Legit ways to help Japan earthquake, tsunami victims

There are dozens of ways to help the victim of the disaster in Japan, but not all of them are effective--or even legit.

By Ginny Mies, PC World |  Personal Tech, Japan, Tech & society

The shocking images, videos and reports coming out of Japan in the aftermath of today's tsunami and earthquake leave a lot of us thinking "What can I do to help if I live so far away?" Writing a sympathetic Facebook status update or Tweet is a nice gesture, but it isn't exactly proactive. Thankfully, you can help--even if you're thousands of miles away. Relief efforts for Japan are already starting to pop up in the form of mobile donations and web forms through many well-known charitable and disaster relief organizations. But be aware: While mobile donations are certainly the quickest way to donate, they are not always the most effective.
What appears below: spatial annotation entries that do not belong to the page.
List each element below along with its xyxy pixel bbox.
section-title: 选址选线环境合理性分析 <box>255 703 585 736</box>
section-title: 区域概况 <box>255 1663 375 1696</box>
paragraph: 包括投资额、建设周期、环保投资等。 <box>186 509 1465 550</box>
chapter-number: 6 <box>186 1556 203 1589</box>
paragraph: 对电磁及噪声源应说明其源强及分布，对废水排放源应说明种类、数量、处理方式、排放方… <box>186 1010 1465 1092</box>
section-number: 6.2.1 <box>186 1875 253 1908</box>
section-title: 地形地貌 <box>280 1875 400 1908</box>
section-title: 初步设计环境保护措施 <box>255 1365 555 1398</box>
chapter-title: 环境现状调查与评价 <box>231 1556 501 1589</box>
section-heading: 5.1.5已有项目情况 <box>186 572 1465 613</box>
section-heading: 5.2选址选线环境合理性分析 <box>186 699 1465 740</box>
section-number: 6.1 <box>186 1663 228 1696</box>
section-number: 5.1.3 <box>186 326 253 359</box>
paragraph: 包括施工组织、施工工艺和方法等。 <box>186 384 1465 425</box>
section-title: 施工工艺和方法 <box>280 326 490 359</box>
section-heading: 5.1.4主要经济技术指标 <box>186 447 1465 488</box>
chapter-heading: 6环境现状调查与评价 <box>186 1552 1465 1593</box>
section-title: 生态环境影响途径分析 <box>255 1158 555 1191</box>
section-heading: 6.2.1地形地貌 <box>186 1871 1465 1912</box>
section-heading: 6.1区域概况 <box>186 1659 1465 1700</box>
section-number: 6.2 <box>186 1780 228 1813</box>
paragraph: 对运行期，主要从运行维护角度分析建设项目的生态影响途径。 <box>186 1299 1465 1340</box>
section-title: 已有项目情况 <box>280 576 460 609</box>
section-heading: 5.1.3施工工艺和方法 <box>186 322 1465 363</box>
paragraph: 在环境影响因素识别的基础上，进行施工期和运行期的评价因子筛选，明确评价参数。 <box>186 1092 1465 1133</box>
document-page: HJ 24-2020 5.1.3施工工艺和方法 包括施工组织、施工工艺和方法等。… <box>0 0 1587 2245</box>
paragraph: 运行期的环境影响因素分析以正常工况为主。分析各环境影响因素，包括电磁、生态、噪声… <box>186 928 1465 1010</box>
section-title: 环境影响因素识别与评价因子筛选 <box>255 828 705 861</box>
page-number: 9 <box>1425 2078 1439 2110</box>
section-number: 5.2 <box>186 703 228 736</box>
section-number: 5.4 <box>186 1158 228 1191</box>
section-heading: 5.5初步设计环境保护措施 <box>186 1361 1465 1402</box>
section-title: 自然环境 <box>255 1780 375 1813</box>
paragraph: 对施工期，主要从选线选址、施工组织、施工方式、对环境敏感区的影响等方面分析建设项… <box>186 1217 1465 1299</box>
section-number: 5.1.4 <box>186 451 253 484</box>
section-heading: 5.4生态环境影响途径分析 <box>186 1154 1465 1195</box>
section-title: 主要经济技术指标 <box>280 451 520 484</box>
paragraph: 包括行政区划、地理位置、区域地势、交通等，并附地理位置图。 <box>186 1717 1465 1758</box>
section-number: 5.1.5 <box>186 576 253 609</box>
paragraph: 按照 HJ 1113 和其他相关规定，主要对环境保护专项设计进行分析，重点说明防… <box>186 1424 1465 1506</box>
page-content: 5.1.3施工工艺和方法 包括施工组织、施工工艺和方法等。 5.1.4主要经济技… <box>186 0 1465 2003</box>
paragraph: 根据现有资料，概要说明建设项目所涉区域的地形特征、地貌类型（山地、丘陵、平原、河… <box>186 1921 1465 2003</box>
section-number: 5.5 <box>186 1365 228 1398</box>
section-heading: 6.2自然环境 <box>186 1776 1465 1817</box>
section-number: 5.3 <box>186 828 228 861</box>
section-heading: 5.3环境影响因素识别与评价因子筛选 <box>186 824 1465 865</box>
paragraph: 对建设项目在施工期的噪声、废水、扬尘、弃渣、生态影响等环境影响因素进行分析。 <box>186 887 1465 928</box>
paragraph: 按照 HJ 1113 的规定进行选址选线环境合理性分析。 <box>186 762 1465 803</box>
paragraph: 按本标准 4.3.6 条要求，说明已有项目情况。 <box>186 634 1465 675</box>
Donating by cell phone is incredibly quick and easy (and takes about as much time as a Facebook status update). You just text a particular word or a number to a specific phone number, and a set amount is charged to your phone bill. Your carrier then delivers the funds to the charity. The mobile donation approach has been around for a couple of years, but it didn't really catch on until the 2010 Haiti earthquake. The American Red Cross's Haiti Relief and Development Fund, the most successful mobile campaign to date, raised more than $32 million within a month after the disaster.

Before you start texting away, though, make sure that you're donating to a legit nonprofit organization. If you're unsure about a charity, you can look it up on a watchdog site such as Charity Watch. Be wary of charities you've never heard of or organizations that contact you directly to get you to donate via text. Stick to the big-name charities, and you should be okay.

The Federal Trade Commission also advises prospective donors to give directly to a charity rather than to a group that solicits contributions on a charity's behalf. A group advocating for the American Red Cross, for example, will take a portion of the proceeds to cover its costs, leaving less of your donation for people in need.

The biggest problem with mobile donations, though, isn't where the money is going, but how long it will take to get there. It might take only a few seconds for a donor to text "JAPAN," yet the contribution might not reach the targeted relief agencies for a few months. Some carriers, such as Sprint, expedited their subscribers' donations to Haiti relief organizations. Normally, however, it takes roughly 30 to 60 days for the carriers to transfer donated funds to an agency.